I want to perform eight parallel adds of 16bit values using AVX SIMD. Addition **with overflow** is required, i.e. ‘add with carry’ like it is performed with the old “adc” x86 mnemonic.

I implemented 50 percent of the AVX solution myself, the carry handling, also performed by AVX instructions, is missing. My current solution:

```
typedef union _uint16vec uint16vec, *uint16vec_ptr;
union __attribute__((aligned(16))) _uint16vec
{
__m128i x;
uint16_t y[8];
};
__m128i parallel_add_with_carry ( __m128i n1, __m128i n2 )
{
volatile uint16vec res, stupid_carry;
uint32_t i;
stupid_carry.x = n1; /* load 8x uint16_t for carry adjustment below */
__asm__
(
"movdqa %1, %%xmm0 nt"
"movdqa %2, %%xmm1 nt"
"vpaddw %%xmm0, %%xmm1, %%xmm0 nt"
"movdqa %%xmm0, %0 nt"
: "=m" (res.x) /* output */
: "m" (n1), "m" (n2) /* inputs */
: "xmm0", "xmm1" /* GCC, please clobber XMM0 and XMM1 */
);
/* if each of the eight uint16_t in the result is lesser than
* the previous value, then we have the overflow situation...
*/
for (i=0;i<8;i++)
res.y[i] += (res.y[i] < stupid_carry.y[i]) ? 1 : 0;
return res.x;
}
void test ( void )
{
uint16vec v1 = {0}, v2 = {0}, res;
v1.y[0] = 0x000A; v2.y[0] = 0x0014; /* 10+20 = 30 (0x001E), no overflow */
v1.y[1] = 0xFFF0; v2.y[1] = 0x0013; /* 0xFFF0 + 0x0013 = 0x0003 -> overflow -> 0x0004 */
res.x = parallel_add_with_carry(v1.x, v2.x);
fprintf(stdout,"%04X | %04Xn", res.y[0], res.y[1]);
}
```

The GCC-emitted object code of the function’s epilogue is terrible (even with -O3). My question is if there is a better AVX-supported solution for the ‘add with carry’ problem?

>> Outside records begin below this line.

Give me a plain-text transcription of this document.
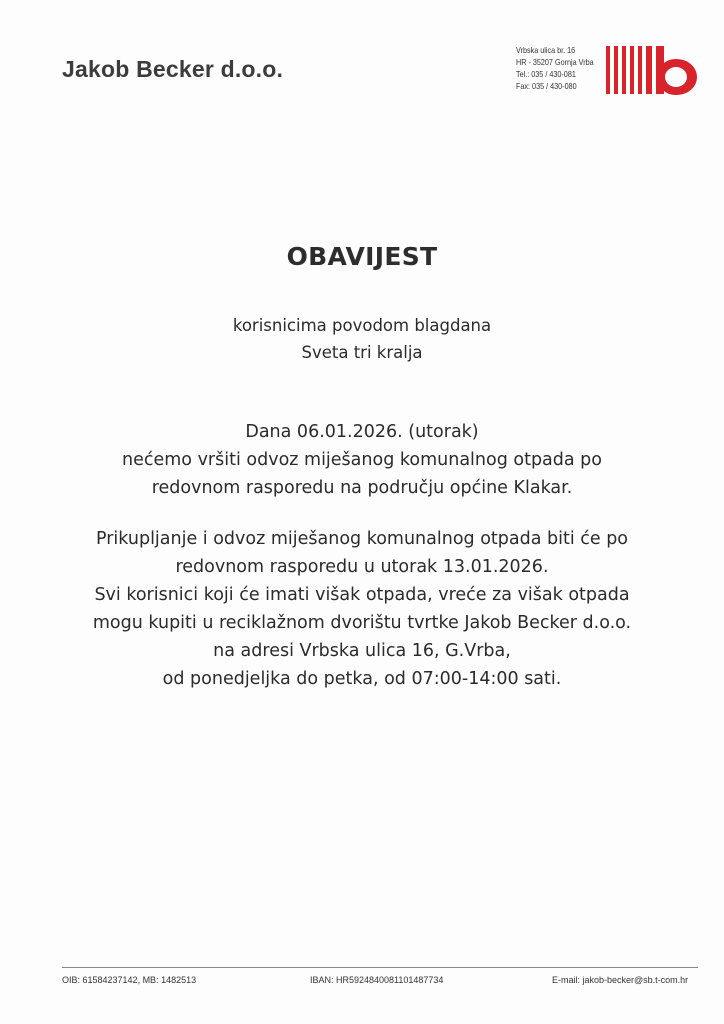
Jakob Becker d.o.o.
Vrbska ulica br. 16
HR - 35207 Gornja Vrba
Tel.: 035 / 430-081
Fax: 035 / 430-080
OBAVIJEST
korisnicima povodom blagdana
Sveta tri kralja
Dana 06.01.2026. (utorak)
nećemo vršiti odvoz miješanog komunalnog otpada po
redovnom rasporedu na području općine Klakar.
Prikupljanje i odvoz miješanog komunalnog otpada biti će po
redovnom rasporedu u utorak 13.01.2026.
Svi korisnici koji će imati višak otpada, vreće za višak otpada
mogu kupiti u reciklažnom dvorištu tvrtke Jakob Becker d.o.o.
na adresi Vrbska ulica 16, G.Vrba,
od ponedjeljka do petka, od 07:00-14:00 sati.
OIB: 61584237142, MB: 1482513	IBAN: HR5924840081101487734	E-mail: jakob-becker@sb.t-com.hr
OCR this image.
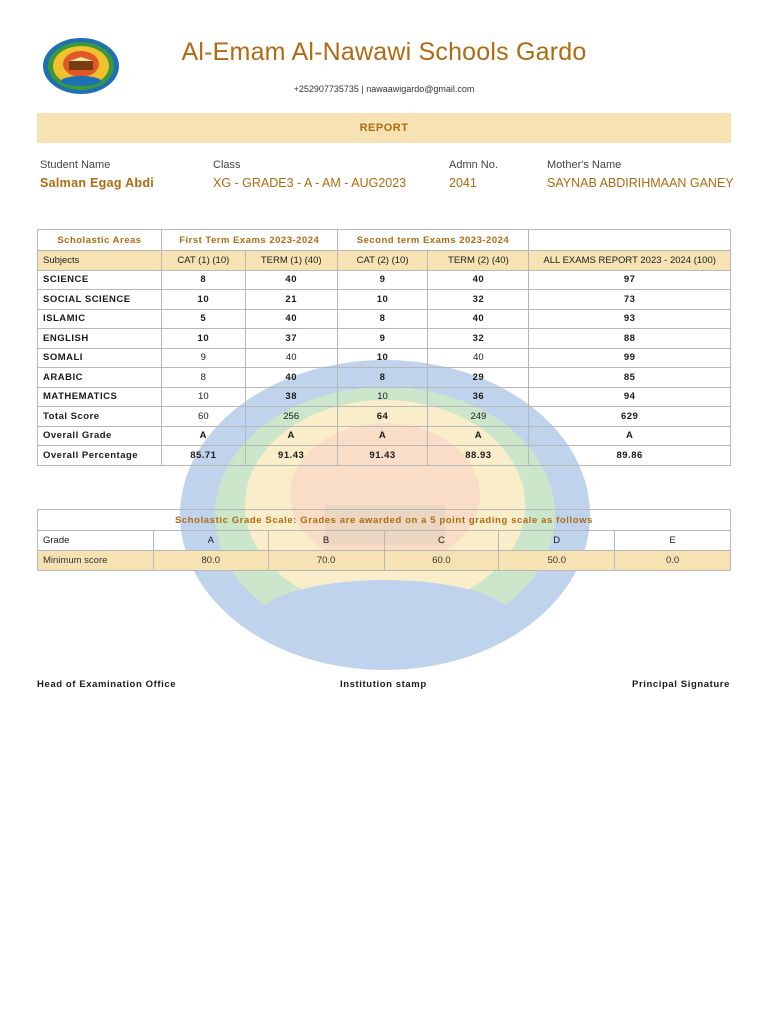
Al-Emam Al-Nawawi Schools Gardo
+252907735735 | nawaawigardo@gmail.com
REPORT
Student Name
Salman Egag Abdi
Class
XG - GRADE3 - A - AM - AUG2023
Admn No.
2041
Mother's Name
SAYNAB ABDIRIHMAAN GANEY
Scholastic Areas	First Term Exams 2023-2024		Second term Exams 2023-2024		
Subjects	CAT (1) (10)	TERM (1) (40)	CAT (2) (10)	TERM (2) (40)	ALL EXAMS REPORT 2023 - 2024 (100)
SCIENCE	8	40	9	40	97
SOCIAL SCIENCE	10	21	10	32	73
ISLAMIC	5	40	8	40	93
ENGLISH	10	37	9	32	88
SOMALI	9	40	10	40	99
ARABIC	8	40	8	29	85
MATHEMATICS	10	38	10	36	94
Total Score	60	256	64	249	629
Overall Grade	A	A	A	A	A
Overall Percentage	85.71	91.43	91.43	88.93	89.86
Scholastic Grade Scale: Grades are awarded on a 5 point grading scale as follows					
Grade	A	B	C	D	E
Minimum score	80.0	70.0	60.0	50.0	0.0
Head of Examination Office	Institution stamp	Principal Signature
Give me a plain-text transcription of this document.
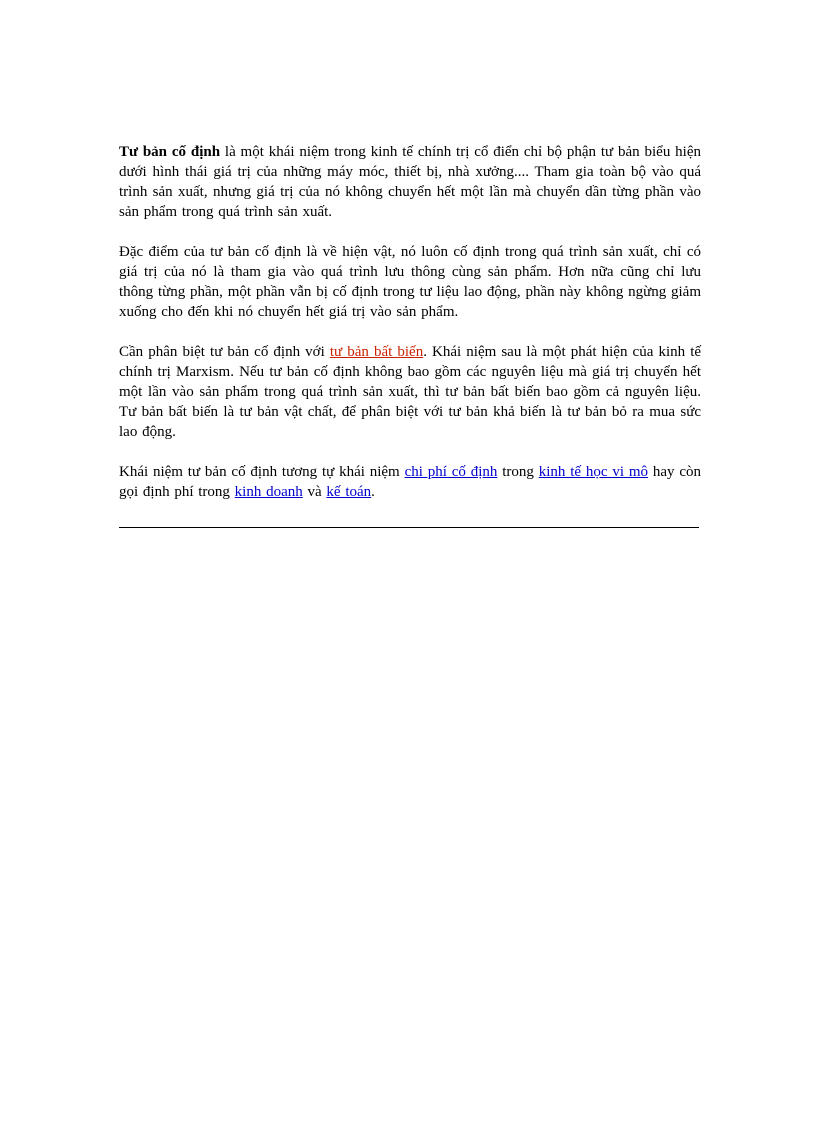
Tư bản cố định là một khái niệm trong kinh tế chính trị cổ điển chỉ bộ phận tư bản biểu hiện dưới hình thái giá trị của những máy móc, thiết bị, nhà xưởng.... Tham gia toàn bộ vào quá trình sản xuất, nhưng giá trị của nó không chuyển hết một lần mà chuyển dần từng phần vào sản phẩm trong quá trình sản xuất.

Đặc điểm của tư bản cố định là về hiện vật, nó luôn cố định trong quá trình sản xuất, chỉ có giá trị của nó là tham gia vào quá trình lưu thông cùng sản phẩm. Hơn nữa cũng chỉ lưu thông từng phần, một phần vẫn bị cố định trong tư liệu lao động, phần này không ngừng giảm xuống cho đến khi nó chuyển hết giá trị vào sản phẩm.

Cần phân biệt tư bản cố định với tư bản bất biến. Khái niệm sau là một phát hiện của kinh tế chính trị Marxism. Nếu tư bản cố định không bao gồm các nguyên liệu mà giá trị chuyển hết một lần vào sản phẩm trong quá trình sản xuất, thì tư bản bất biến bao gồm cả nguyên liệu. Tư bản bất biến là tư bản vật chất, để phân biệt với tư bản khả biến là tư bản bỏ ra mua sức lao động.

Khái niệm tư bản cố định tương tự khái niệm chi phí cố định trong kinh tế học vi mô hay còn gọi định phí trong kinh doanh và kế toán.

- May the ‘vpcmp<CC>uw’ compare instruction with <CC>=LT (lesser than) help?
- How can I use these ‘K’ (mask) registers (K0..K7) for that?

My idea was to provide a 128bit vector { 0x0001,0x0001,…,0x0001} as a 128bit temporary variable adding this (the carry vector) to the eight uint16_t’s if and only if the preceding compare operation resulted in a ‘lesser than’ for specific uint16_t in the 128bit vector.

I browsed the Intel documentation and found nice add instructions that just copy source parts of the vector if a condition is met.

Support with this ‘AVX thing’ is highly appreciated. Thanks.